Aku dan Astrid, yang duduk berdekatan di deretan bangku terdepan saling berpandang-pandangan begitu mendengar jawaban dan cara menjawab Mae. Tumben dia menjawab seperti itu. Kami yang mengenalnya merasa heran karena biasanya dia selalu menanggapi pertanyaan dengan antusias, dari siapa pun pertanyaan itu datang, apalagi bila yang bertanya adalah seorang dosen, biasanya dia pasti akan menjawab dengan sopan dan berpanjang-panjang.
Professoressa Ricci hanya tersenyum kecil melihat reaksi Mae. Dia tidak bertanya lebih lanjut, dan kembali sibuk dengan tumpukan-tumpukan kertas yang akan dibagikannya pada kuliah siang ini.
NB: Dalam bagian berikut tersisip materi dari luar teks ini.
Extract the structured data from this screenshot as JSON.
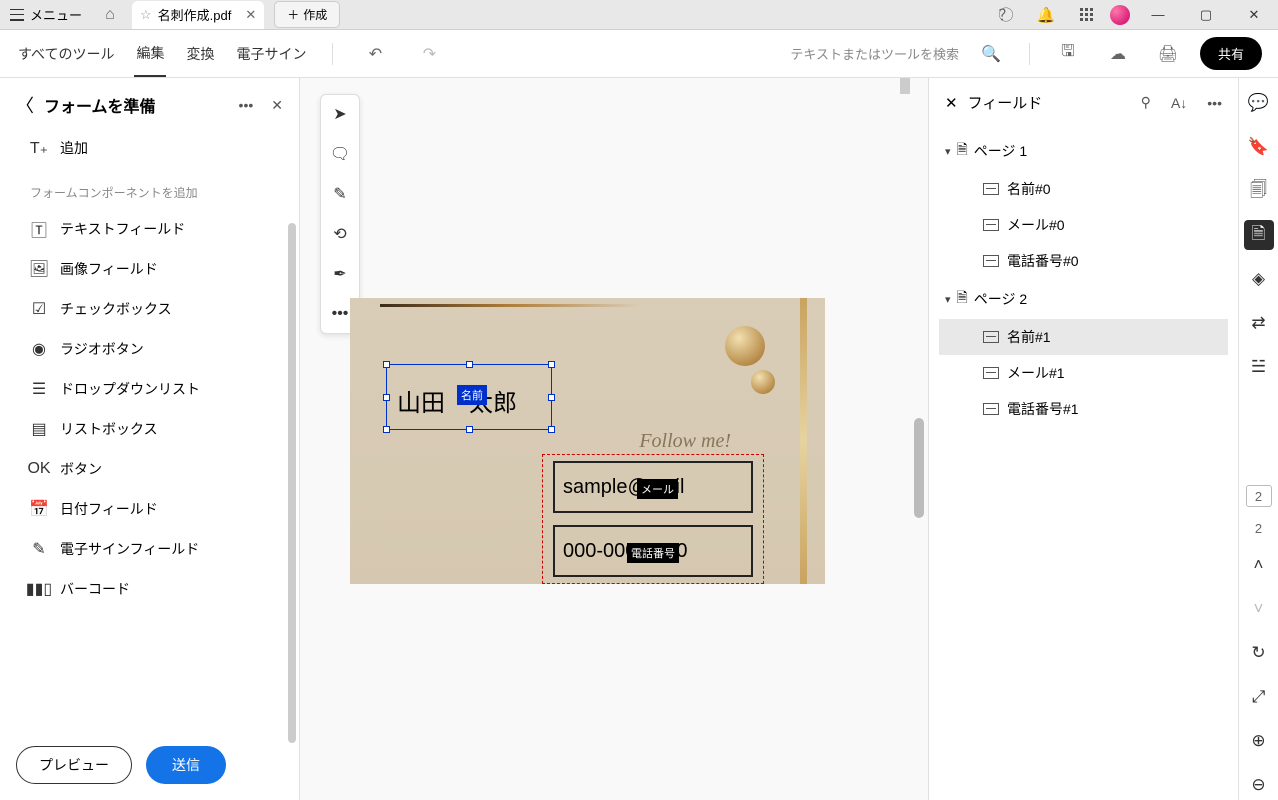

Sementara Mae sudah duduk di bangku paling ujung di dekat jendela. Dia memilih area tempat duduk yang tidak terlalu diminati murid di kelas ini, tidak ada yang duduk di sebelah atau di belakangnya. Sepertinya dia ingin menyendiri.Â
Dalam keseharian di kampus, Mae dikenal sebagai orang yang sangat rajin menyapa siapa saja, mulai dari teman-teman kelasnya hingga petugas kebersihan universitas, penjaga di area lobi, bahkan orang-orang yang tidak terlalu dikenalnya. Pada pagi hari suaranya sering terdengar di koridor, di anak tangga kampus, atau di dalam lift, menyapa orang-orang yang berpapasan dengannya. "Buongiornoooo.. " begitu yang selalu terdengar saat dia mengucapkan selamat pagi dengan suara yang keras dan bunyi huruf O yang panjang, jauh lebih panjang daripada bunyi yang diucapkan oleh orang lain pada umumnya, sambil sedikit membungkukkan badan, memiringkan kepalanya dan tersenyum lebar. Berusaha menampilkan sikap sebagai seorang gadis yang ramah dan imut. Setelah itu dia akan mencoba membuka percakapan kecil.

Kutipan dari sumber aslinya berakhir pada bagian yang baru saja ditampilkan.